La mujer se bajó del taxi y pagó la carrera con un puñado de libras. Al salir del vehículo sintió la caricia helada de aquel viento que zarandeaba a los viandantes. Queen Ann Street estaba cubierta por un manto blanco.

La mujer miró el número que había sobre la puerta. Subió los cuatro peldaños de las escaleras y suspiró profundamente. Ya era demasiado tarde para volverse atrás. Le había costado tomar una decisión, pero al fin lo había hecho. Era una de las dos mujeres que habían tenido en sus manos aquel papel en el que se leía un número de aquella calle de Londres.

Finalmente, pulsó el timbre.

Sergio tardó unos segundos en comprender que alguien llamaba a la puerta. Le costó salir del trance en el que había caído tras poner el punto y final a su novela. Secó sus lágrimas y miró por la ventana hacia la calle. Descubrió la figura de una mujer que se cubría con una capucha negra. No pudo ver su rostro. El viento arreciaba.
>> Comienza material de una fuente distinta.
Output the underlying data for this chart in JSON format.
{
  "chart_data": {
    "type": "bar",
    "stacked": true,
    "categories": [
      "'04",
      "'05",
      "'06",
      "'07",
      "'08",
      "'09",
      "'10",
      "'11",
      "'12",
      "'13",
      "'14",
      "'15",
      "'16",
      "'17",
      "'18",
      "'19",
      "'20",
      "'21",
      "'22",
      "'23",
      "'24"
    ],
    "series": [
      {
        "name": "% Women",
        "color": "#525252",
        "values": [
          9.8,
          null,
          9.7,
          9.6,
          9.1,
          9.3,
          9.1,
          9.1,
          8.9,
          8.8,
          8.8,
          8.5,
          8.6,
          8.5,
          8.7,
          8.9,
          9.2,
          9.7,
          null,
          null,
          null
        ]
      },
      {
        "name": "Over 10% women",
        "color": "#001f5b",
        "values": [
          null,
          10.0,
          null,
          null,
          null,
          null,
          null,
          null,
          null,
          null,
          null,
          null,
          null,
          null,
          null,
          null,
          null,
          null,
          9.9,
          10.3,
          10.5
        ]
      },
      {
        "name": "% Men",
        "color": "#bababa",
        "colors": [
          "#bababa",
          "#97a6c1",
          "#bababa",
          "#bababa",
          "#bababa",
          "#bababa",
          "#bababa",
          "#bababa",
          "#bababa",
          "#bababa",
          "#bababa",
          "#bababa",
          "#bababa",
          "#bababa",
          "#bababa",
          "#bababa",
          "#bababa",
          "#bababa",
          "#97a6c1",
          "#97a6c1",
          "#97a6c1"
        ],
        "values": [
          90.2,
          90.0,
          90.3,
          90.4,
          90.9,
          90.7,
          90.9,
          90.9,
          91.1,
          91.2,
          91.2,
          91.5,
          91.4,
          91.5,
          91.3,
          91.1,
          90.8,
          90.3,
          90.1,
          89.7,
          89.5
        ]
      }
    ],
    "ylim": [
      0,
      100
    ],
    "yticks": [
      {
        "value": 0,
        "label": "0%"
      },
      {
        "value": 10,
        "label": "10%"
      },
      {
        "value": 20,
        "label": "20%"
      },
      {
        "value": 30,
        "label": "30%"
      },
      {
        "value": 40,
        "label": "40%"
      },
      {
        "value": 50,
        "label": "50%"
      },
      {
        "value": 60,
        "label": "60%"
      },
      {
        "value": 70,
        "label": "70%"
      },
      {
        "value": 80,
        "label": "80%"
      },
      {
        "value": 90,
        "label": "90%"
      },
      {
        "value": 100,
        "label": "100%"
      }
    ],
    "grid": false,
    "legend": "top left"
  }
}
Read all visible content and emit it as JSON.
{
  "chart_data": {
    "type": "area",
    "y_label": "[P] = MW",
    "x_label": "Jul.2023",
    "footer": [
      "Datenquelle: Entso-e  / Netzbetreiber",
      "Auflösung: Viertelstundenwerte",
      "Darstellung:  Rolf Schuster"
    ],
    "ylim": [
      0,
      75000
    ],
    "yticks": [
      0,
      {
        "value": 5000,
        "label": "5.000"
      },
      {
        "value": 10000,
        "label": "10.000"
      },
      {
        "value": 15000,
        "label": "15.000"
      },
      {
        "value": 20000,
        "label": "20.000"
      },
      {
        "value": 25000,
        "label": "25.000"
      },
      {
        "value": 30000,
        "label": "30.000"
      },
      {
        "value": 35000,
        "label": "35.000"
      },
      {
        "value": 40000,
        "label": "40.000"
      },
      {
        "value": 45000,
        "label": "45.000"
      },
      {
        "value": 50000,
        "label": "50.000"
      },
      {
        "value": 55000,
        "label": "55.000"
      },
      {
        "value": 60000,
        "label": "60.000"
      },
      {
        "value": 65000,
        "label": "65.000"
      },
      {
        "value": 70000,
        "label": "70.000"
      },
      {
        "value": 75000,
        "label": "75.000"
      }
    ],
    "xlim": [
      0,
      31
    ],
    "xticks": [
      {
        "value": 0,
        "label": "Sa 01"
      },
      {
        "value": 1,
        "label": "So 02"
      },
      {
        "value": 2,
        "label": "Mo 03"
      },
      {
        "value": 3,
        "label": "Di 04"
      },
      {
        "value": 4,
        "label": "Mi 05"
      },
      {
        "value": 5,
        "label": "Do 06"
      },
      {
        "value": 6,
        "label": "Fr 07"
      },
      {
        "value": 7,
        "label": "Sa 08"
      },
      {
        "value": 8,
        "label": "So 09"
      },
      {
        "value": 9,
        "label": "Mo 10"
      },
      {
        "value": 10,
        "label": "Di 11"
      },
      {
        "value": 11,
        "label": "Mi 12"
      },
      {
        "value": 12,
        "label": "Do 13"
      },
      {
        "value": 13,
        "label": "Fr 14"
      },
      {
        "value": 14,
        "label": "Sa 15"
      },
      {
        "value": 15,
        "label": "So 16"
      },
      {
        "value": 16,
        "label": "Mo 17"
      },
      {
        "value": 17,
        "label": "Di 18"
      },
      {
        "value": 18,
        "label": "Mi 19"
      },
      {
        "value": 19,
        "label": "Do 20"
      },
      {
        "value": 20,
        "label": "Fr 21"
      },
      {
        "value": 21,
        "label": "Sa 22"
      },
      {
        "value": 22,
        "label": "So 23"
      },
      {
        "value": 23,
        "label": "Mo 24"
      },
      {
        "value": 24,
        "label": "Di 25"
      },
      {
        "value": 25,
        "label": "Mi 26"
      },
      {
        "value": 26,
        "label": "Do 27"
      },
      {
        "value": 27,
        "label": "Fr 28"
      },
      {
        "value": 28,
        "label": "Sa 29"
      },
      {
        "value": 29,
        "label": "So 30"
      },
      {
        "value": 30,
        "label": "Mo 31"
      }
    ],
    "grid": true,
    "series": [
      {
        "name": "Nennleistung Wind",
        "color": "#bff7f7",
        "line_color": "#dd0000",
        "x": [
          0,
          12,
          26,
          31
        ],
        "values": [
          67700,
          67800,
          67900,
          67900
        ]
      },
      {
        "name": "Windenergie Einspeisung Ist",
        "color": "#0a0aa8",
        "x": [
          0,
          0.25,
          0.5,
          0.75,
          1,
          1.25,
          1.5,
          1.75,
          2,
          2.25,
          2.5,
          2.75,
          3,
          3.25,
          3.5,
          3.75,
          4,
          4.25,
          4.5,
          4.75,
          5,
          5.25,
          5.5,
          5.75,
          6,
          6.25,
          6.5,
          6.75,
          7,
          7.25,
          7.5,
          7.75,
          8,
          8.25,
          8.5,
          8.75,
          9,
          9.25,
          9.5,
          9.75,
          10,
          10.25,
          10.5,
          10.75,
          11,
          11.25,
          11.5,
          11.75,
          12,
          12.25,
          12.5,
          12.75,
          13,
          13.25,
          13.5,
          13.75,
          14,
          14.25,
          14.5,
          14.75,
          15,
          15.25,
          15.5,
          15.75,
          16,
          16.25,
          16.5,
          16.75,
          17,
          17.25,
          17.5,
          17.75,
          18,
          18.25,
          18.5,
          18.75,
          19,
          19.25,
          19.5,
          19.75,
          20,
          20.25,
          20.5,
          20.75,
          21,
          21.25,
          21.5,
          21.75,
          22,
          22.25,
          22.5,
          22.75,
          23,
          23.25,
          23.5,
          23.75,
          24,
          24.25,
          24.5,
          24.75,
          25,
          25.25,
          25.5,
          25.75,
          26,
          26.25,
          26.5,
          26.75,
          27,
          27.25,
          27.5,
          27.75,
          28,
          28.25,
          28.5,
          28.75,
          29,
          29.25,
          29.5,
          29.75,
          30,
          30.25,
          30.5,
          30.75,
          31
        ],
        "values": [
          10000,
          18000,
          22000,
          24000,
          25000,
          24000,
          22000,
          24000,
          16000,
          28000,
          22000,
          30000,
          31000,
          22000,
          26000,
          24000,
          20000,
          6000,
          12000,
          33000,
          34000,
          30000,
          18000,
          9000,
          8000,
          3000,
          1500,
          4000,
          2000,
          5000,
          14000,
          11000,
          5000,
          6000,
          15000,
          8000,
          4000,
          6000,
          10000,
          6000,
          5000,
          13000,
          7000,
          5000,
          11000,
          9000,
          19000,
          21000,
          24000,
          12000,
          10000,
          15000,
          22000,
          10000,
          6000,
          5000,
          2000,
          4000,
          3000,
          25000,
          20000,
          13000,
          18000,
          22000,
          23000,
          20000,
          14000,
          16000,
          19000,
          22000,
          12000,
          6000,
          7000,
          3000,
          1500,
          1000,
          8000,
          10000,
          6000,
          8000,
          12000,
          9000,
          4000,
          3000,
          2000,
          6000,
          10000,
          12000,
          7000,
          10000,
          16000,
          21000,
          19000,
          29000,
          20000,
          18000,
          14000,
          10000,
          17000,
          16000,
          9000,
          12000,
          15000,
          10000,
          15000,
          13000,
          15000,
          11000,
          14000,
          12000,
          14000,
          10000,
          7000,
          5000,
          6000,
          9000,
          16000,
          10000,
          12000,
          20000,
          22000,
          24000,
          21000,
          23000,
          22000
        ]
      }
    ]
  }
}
Antes de abrir la puerta, Sergio murmuró:

—«Es Dios quien envía el viento, y cuando amaine la tormenta, el sol brillará sobre una tierra más limpia, mejor y más fuerte. Arranque, Watson, que ya es hora de que nos pongamos en marcha»[123].

Al abrir la puerta, los ojos de Sergio quedaron atrapados por los de una mujer.